L’homme des Russes
Le président américain est-il un agent russe ? Ce n’est pas de l’imagination folle d’un mauvais John Le Carré que vient l’hypothèse, mais des services de renseignement américains eux-mêmes qui, il y a 20 mois, ont ouvert une vraie enquête sur cette question.
Selon le New York Times de samedi, dans les jours de mai 2017 qui avaient suivi le congédiement de l’ancien chef du FBI James Comey par Donald Trump, les responsables de l’agence américaine étaient tellement affolés par les transgressions et les complaisances prorusses du chef de la Maison-Blanche qu’ils avaient ouvert une enquête pour savoir si cet homme travaillait sciemment pour la Russie, ou s’il était tombé à son insu sous l’influence de Moscou.
Il faut dire que les sympathies et le rapport extrêmement particulier qu’entretient Donald Trump — l’homme d’affaires, puis le candidat présidentiel, puis le président, depuis des années et jusqu’à ce jour — avec la filière moscovite, commencent à constituer aujourd’hui un épais dossier.
Et ce, même si le discret Robert Mueller, procureur spécial qui enquête « sur les possibles liens entre le gouvernement de la Russie et des individus liés à la campagne présidentielle de Donald Trump » (sic), n’a pas encore rendu public un rapport très attendu qui devrait sortir ce printemps, et qui sera sans doute accablant.
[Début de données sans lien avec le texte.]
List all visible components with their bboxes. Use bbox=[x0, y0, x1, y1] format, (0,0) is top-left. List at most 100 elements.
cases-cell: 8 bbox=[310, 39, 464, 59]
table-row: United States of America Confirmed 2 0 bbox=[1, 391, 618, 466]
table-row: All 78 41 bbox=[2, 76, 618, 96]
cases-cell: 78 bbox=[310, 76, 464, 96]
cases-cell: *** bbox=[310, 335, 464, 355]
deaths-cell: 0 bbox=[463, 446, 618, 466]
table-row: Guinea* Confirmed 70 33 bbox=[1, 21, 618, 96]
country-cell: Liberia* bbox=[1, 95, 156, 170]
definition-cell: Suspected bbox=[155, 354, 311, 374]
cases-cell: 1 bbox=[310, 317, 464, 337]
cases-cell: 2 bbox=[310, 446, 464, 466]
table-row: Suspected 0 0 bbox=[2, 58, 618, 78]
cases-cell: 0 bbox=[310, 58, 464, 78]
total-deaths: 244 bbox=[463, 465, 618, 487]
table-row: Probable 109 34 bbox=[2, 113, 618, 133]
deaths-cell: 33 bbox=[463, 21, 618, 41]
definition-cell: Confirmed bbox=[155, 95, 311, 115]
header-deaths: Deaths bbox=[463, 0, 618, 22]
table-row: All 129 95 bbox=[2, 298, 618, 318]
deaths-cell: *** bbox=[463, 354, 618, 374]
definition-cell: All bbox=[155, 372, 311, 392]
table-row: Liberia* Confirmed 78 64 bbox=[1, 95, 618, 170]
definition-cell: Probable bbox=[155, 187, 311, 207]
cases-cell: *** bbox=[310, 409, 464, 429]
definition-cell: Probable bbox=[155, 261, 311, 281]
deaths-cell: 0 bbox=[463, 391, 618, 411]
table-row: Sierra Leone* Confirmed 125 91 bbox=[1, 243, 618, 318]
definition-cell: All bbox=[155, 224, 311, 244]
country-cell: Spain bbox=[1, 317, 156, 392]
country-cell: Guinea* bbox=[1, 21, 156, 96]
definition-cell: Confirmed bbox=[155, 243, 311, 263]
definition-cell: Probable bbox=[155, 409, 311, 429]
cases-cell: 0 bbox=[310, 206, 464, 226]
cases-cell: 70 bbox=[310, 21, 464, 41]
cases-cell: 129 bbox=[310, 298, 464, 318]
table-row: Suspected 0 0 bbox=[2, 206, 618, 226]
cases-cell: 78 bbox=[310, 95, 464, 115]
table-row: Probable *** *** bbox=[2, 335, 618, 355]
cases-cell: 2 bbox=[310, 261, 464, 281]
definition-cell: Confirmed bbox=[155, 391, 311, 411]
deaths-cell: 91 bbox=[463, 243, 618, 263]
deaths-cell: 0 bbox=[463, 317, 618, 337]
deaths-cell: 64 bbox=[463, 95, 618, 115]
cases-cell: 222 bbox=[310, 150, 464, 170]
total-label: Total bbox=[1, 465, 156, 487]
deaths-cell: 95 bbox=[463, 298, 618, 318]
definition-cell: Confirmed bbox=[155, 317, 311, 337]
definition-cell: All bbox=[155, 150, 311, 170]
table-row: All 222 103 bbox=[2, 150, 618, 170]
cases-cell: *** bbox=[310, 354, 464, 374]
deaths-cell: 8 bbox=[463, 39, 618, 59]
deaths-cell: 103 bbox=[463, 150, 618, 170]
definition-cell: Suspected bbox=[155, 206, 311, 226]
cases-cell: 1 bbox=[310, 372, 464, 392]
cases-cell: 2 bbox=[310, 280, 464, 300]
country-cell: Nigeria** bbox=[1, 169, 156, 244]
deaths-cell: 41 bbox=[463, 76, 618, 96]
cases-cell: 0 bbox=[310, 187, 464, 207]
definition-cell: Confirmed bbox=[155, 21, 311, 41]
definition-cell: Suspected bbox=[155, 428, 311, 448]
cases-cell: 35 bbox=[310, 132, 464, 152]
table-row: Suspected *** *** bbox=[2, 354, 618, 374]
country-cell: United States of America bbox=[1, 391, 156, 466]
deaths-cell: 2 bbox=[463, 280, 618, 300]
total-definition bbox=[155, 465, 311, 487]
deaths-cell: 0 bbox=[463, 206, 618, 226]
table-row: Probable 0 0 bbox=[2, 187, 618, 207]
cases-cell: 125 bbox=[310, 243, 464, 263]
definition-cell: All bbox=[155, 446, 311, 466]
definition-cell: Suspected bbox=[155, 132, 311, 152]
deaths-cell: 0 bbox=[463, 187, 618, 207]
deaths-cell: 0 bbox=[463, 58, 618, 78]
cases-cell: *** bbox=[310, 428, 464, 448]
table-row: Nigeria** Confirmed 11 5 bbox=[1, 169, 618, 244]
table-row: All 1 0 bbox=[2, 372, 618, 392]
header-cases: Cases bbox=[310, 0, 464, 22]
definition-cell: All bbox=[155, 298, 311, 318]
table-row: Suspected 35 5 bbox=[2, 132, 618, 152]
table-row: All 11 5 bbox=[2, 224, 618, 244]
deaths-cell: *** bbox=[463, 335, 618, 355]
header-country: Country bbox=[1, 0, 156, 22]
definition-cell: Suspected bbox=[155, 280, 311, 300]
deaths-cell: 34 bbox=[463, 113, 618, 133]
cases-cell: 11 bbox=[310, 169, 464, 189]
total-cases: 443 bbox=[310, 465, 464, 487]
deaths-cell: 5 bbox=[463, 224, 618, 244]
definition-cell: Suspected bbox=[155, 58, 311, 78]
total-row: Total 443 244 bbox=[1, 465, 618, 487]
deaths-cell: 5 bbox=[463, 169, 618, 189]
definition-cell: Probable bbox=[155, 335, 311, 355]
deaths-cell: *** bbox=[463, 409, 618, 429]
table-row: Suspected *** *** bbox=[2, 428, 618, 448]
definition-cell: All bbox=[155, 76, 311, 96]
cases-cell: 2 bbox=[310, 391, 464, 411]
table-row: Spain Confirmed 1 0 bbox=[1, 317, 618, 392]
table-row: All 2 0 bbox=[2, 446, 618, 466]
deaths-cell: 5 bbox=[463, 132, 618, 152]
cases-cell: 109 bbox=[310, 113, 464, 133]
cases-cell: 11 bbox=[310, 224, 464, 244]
Les responsables du FBI étaient déjà aux aguets avant « l’enquête Mueller », durant la campagne de 2016, lorsque Donald Trump, à la tribune de la Convention républicaine, lançait de façon totalement éhontée : « Les Russes, vous êtes à l’écoute ? Si oui, allez-y, piratez S.V.P. les courriels de mes adversaires ! »
Une allusion directe aux fuites informatiques dans les communications de l’organisation démocrate, dont on sait aujourd’hui qu’elles étaient le fait du piratage des services secrets russes, relayé ensuite par l’organisation WikiLeaks de Julian Assange, dans le but évident de nuire à la campagne de Hillary Clinton.
Ce sont les événements de mai 2017 qui ont poussé le FBI à franchir le pas. En particulier, le licenciement de James Comey, puis le lien explicite, fait par M. Trump lui-même, entre ce congédiement et « l’enquête russe » qui venait de commencer. Suivit immédiatement l’extraordinaire visite au Bureau ovale de l’ambassadeur et du chef de la diplomatie russes… au cours de laquelle il leur avait confié que « la pression a heureusement baissé » grâce à ce congédiement !
Trump prend-il ses ordres de Moscou ? Sans doute la réalité n’est-elle pas aussi simple. Mais tout se passe comme si le président était « tenu » par ses interlocuteurs moscovites, comme si cette extraordinaire complaisance avait des mobiles cachés, inavouables.
Nul besoin de chercher Donald en flagrant délit au lit avec Vladimir — même si, dans ce registre, il existe sans doute un document compromettant, filmé dans une chambre d’hôtel. Trump étant ce qu’il est, il agit effrontément, à la vue de tous.
Encore tout récemment, il a annoncé — au mépris de l’avis de son secrétaire à la Défense et de ses conseillers — le retrait américain de Syrie, qui fera grandement l’affaire de Moscou (et d’Ankara). Ces jours-ci, les sénateurs républicains ont voté pour épargner à un oligarque russe, Oleg Deripaska, de lourdes sanctions, ranimant les soupçons sur les dettes et les intérêts cachés de la « filière Trump » en Russie.
Trump reprend souvent la propagande russe lorsqu’il parle des affaires internationales. La semaine dernière, il a laissé tomber, comme ça, que « les Russes ont eu raison d’entrer en Afghanistan » (en 1979).
Depuis quelques semaines, les inculpations de personnalités gratinées, à la fois proches de Trump et de la filière russe, se sont multipliées. Au moins huit individus déjà condamnés, des dizaines d’actes d’accusation et d’enquêtes, tant au niveau national qu’international. Et le rapport Mueller n’est pas encore arrivé !
Il est ironique de constater que, sans coup férir, la Russie a réussi, sous la présidence Trump, à infliger aux institutions américaines et au prestige américain… ce que des décennies d’hostilité soviétique avaient échoué à faire. Avec l’aide d’un Parti républicain qui, jusqu’à ces dernières années, se vantait de son attitude belliciste envers Moscou.
S’ils sont aux aguets, les fantômes de Staline, Khrouchtchev et Brejnev doivent aujourd’hui regarder Poutine avec admiration et envie.
François Brousseau est chroniqueur d’information internationale à ICI Radio-Canada.